We present causal head gating (CHG), a scalable method for interpreting the functional roles of attention heads in transformer models. CHG learns soft gates over heads and assigns them a causal taxonomy - facilitating, interfering, or irrelevant - based on their impact on task performance. Unlike prior approaches in mechanistic interpretability, which are hypothesis-driven and require prompt templates or target labels, CHG applies directly to any dataset using standard next-token prediction. We evaluate CHG across multiple large language models (LLMs) in the Llama 3 model family and diverse tasks, including syntax, commonsense, and mathematical reasoning, and show that CHG scores yield causal, not merely correlational, insight validated via ablation and causal mediation analyses. We also introduce contrastive CHG, a variant that isolates sub-circuits for specific task components.

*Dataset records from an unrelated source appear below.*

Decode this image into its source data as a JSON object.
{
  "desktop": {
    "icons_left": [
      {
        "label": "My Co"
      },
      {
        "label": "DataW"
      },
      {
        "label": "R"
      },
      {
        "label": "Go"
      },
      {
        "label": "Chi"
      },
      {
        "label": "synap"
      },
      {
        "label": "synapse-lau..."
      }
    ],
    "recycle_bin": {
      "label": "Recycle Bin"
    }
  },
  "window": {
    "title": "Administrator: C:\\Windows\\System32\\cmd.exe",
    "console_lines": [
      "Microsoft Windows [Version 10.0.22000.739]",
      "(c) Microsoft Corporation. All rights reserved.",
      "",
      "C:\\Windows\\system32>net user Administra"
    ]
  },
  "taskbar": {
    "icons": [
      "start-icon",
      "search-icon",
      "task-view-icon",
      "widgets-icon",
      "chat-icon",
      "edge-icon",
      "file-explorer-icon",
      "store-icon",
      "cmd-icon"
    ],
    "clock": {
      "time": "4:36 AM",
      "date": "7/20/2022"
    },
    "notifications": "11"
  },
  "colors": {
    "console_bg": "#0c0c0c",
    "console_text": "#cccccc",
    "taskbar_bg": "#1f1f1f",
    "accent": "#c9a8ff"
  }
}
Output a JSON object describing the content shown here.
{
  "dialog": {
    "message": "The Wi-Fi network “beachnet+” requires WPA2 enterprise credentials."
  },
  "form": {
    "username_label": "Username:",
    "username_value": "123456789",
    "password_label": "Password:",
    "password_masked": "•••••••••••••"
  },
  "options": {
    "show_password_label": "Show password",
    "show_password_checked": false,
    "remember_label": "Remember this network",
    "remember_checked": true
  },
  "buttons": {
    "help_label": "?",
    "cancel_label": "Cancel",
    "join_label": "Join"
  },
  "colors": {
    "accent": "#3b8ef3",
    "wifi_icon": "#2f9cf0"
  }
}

Our findings reveal that LLMs contain multiple sparse task-sufficient sub-circuits, that individual head roles depend on interactions with others (low modularity), and that instruction following and in-context learning rely on separable mechanisms.

Paper Structure

This paper contains 26 sections, 4 equations, 5 figures, 2 tables.

Figures (5)

  • Figure 1: (a) Schematic of a single multihead attention block with CHG-determined gating attenuation (in red). (b) Gate fitting trajectories for three heads on L3.2-3BI with OpenMathInstruct2. When fitting with $\lambda < 0$ and $\lambda > 0$, $G^+$ and $G^-$ both stay near 1 for facilitating heads and near 0 for interfering heads, but bifurcate to 1 and 0 respectively for irrelevant heads. (c) Gate values after fitting.
  • Figure 2: Difference in target log-probability when sequentially setting individual gates in $G^+$ to 1 and 0 in order of facilitation, irrelevance, and interference scores. The horizontal axis shows the number of heads ablated in descending score order. Positive values indicate task improvement, negative values indicate degradation, and values near zero indicate no effect. Note that not all heads in the top 50 necessarily have high absolute scores.
  • Figure 3: CHG score distributions and consistency. (a) Empirical cumulative distribution of CHG scores across all attention heads, showing the proportion of heads with scores below a given threshold for facilitation, irrelevance, and interference. (b) Aggregated CHG scores on L3.2-3BI, where red and green color channels represent interference ($1 - G^+$) and facilitation ($G^-$), respectively. Colors are combined using RGB rules: black indicates irrelevance (low in both), and yellow indicates both facilitation and interference (high in both). Always aggregates using the minimum across seeds (highlighting consistent effects); Any uses the maximum (highlighting any effect across seeds).
  • Figure 4: Task-facilitation scores versus (a) average indirect effect for function vector tasks and (b) CMA scores for symbolic reasoning tasks, showing significant heads by type (abstraction, induction, retrieval) and using the maximum CMA score across types for insignificant heads.
  • Figure 5: Task accuracy under CCHG. Columns indicate held-out evaluation tasks and rows indicate the retained prompt format. Bar color shows the evaluation prompt format. "Default" and "gated" indicate whether CCHG is applied during evaluation. Error bars indicate 95% CI.